Corruzione e traffico di rifiuti al porto, in aula crollano le accuse

Il deposito Iintergroup al porto commerciale di Gaeta

Una sola condanna e solo per violazione del segreto d’ufficio. Per il resto tutti proscioglimenti per intervenuta prescrizione e assoluzioni nel merito. Si è concluso così il processo svoltosi davanti al Tribunale di Cassino, presieduto dal giudice Massimo Capurso, scaturito dall’inchiesta “Porto Sicuro”, con imputati, a vario titolo, per corruzione, falso e reati ambientali, a partire dal traffico illecito di rifiuti, relativamente a una serie di attività svolte all’interno del porto di Gaeta l’ex dirigente della locale sede dell’Autorità portuale, Franco Spinosa, gli imprenditori Nicola Di Sarno e Andrea Di Grandi.

Un’inchiesta portata avanti dalla Capitaneria di porto di Gaeta, che all’alba del 7 agosto 2015 fece scattare un blitz, puntando il dito sulla presenza sulle banchine del porto di una “collina nera” di 4.500 tonnellate di materiali ferrosi, all’interno della quale, secondo gli inquirenti, si nascondevano 9 tonnellate di rifiuti pericolosi, materiali provenienti dal basso Lazio e dalla Campania e diretti in Turchia.


Al termine della sua requisitoria il pm Alfredo Mattei aveva chiesto la condanna per i quattro imputati a un totale di 16 anni e mezzo di reclusione e maxi sanzioni per le società coinvolte in quello che sarebbe stato un ecobusiness milionario.

Il pubblico ministero aveva chiesto, nello specifico, di condannare l’ex dirigente Spinosa a 7 anni e mezzo di reclusione, l’imprenditore Di Sarno, al timone della società spedizioniera Intergroup, a 6 anni di reclusione, l’imprenditore di Ragusa, intermediario negli affari sotto accusa, Andrea Di Grandi, a un anno e cinque mesi di reclusione.

Il pm aveva inoltre chiesto di condannare al pagamento di una sanzione amministrativa pari a 700 quote, corrispondenti a 630mila euro, e alla confisca del profitto del reato, stimata in oltre 685mila euro, la Intergroup.

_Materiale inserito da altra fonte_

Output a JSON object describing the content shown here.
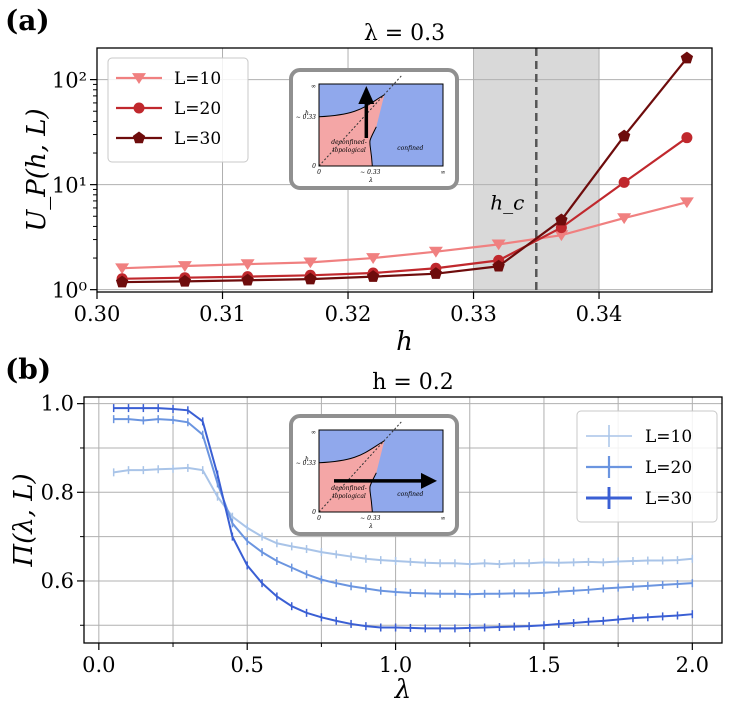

E aveva chiesto anche la condanna a una sanzione pari a 450 quote, corrispondenti a 405mila euro, sia per la Di Grandi srl che per la controllata Ela srl, oltre alla confisca del profitto del reato, stimata in quasi 364mila euro.

Il Tribunale ha invece condannato soltanto Spinosa, difeso dall’avvocato Claudia Magliuzzi, a 4 mesi di reclusione, con sospensione condizionale della pena, soltanto per rivelazione di segreti d’ufficio.

Lo stesso Spinosa per le altre imputazioni e tutti gli altri imputati, difesi dagli avvocati Alfredo Zaza d’Aulisio, Vincenzo Macari, Bartolo Iacono, Filippo Visocchi e Nello Vittorelli, sono stati invece prosciolti da diverse imputazioni per intervenuta prescrizione e assolti da altre nel merito.

Assolte infine dagli illeciti amministrativi, perché il fatto non sussiste, anche le tre società coinvolte nel processo.

Le motivazioni della sentenza verranno depositate entro 90 giorni.